Returning a self-certification form to the Oregon Dept. of Forestry is an important step as it relieves a landowner from the law’s fire cost recovery penalty. An inspection of the property isn’t required prior to sending in a self-certification form; however, ODF fire prevention specialists are available to provide free, on-site evaluations upon request.

For more information, see the Southwest Oregon District’sWildfire Protection web page, or contact the Oregon Dept. of Forestry’s Grants Pass Unit at (541) 471-3889.

Tuesday, November 26, 2013

Reward Offered for Cause of Four Corners Fire

The Oregon Department of Forestry and the Oregon chapter of the International Association of Arson Investigators are offering a reward of up to $5,000 for information that leads to the arrest and conviction of the person, or people, who caused the Four Corners Fire. The fire started August 30 in southern Josephine County, one-half mile north of the community of Takilma. Specifically, the fire’s origin was at the junction of Waldo Rd., Takilma Rd., and Happy Camp Rd, an intersection locally known as Four Corners. The fire burned 15 acres of grass, brush and forestland and threatened homes in the area.

Anyone who has information about this fire is encouraged to call (800) 452-7888. Information is confidential.

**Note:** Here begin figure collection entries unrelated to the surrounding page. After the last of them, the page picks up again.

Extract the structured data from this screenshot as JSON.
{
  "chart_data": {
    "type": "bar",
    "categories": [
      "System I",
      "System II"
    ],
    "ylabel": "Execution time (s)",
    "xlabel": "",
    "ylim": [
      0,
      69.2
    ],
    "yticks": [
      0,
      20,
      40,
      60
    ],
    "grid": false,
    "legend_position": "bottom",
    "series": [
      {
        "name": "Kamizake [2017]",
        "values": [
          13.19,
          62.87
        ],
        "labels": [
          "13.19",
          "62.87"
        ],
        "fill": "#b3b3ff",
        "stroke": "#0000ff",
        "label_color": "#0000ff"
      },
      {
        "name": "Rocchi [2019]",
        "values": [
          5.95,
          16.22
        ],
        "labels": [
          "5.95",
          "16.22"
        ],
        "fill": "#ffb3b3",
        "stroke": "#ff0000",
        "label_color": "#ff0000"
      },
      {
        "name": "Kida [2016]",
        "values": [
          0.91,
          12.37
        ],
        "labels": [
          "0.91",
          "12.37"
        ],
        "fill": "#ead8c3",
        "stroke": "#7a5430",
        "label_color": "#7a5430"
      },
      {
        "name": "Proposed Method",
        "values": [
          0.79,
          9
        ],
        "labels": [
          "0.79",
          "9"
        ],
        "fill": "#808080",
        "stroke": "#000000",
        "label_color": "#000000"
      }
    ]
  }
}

The Four Corners Fire started at 4:10 p.m. on Friday, Aug. 30, and cost $14,572 to extinguish. Suppression resources assigned to the fire include:
  • 7 wildfire fire engines
  • 1 bulldozer
  • 4 helicopters
  • 2 air tankers
  • 2 20-person crews
  • 2 fallers
Additionally, structural fire protection engines were sent from Illinois Valley Fire District and Rural Metro Fire Dept.